France's national waterway authority has named a design-firm team to plan and manage construction and commissioning of what will be an estimated $5-billion new canal to transport freight in northern Europe.

The 107-kilometer-long Canal Seine Nord will link the River Seine basin from north of Paris, near Compeigne, to the River Schleidt, near Lille, to form a key part of a Trans-European Multi-Modal Corridor. The 54-meter-wide by 4.5-m-deep canal will handle vessels up to 4,400-tonnes capacity and require 55 million cu m of earthworks

The waterway authority Voies Navigables de France awarded the 12-year contract, valued at $90 million, to a joint venture of Netherlands-based Royal Haskoning-DHV and Paris-based SETEC Group. The team will cover the project’s planning, procurement, design, construction supervision and commissioning.

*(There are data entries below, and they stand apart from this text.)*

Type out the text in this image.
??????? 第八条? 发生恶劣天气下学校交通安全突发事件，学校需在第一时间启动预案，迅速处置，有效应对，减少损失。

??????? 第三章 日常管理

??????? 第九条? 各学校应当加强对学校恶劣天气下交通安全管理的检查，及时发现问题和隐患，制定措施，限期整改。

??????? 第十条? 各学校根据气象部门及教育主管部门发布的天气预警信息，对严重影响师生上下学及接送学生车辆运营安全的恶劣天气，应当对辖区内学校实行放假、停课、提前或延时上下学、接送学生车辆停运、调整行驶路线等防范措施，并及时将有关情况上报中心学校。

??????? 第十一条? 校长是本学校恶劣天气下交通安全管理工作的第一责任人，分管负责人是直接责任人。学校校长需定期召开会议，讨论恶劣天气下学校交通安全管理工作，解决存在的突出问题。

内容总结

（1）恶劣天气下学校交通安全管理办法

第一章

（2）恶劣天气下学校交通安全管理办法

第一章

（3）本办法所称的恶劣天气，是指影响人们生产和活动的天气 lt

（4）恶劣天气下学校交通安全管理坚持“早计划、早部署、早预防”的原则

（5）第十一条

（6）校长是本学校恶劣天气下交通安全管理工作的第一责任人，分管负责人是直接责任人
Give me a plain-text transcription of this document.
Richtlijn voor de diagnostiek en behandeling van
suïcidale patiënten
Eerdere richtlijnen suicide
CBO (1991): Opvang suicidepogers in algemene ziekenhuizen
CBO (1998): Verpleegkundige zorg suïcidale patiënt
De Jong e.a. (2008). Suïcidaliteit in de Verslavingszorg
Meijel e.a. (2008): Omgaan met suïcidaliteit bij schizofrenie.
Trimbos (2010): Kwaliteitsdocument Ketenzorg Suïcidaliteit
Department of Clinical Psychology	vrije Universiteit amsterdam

Approved in 2008, the canal project initially was planned as a public-private partnership. But that plan, estimated at $8 billion, was abandoned after the banking crisis.

The French government, local governments and the European Union now will fund the work to be procured on a design-build basis.

Eight years of construction is set to start in 2017. Work includes six new locks with water-level differences up to 26 m, says a Royal Haskoning-DHV spokesman.

He termed the canal "an incredible project with major integral design challenges," including technical and environmental issues and stakeholder interactions.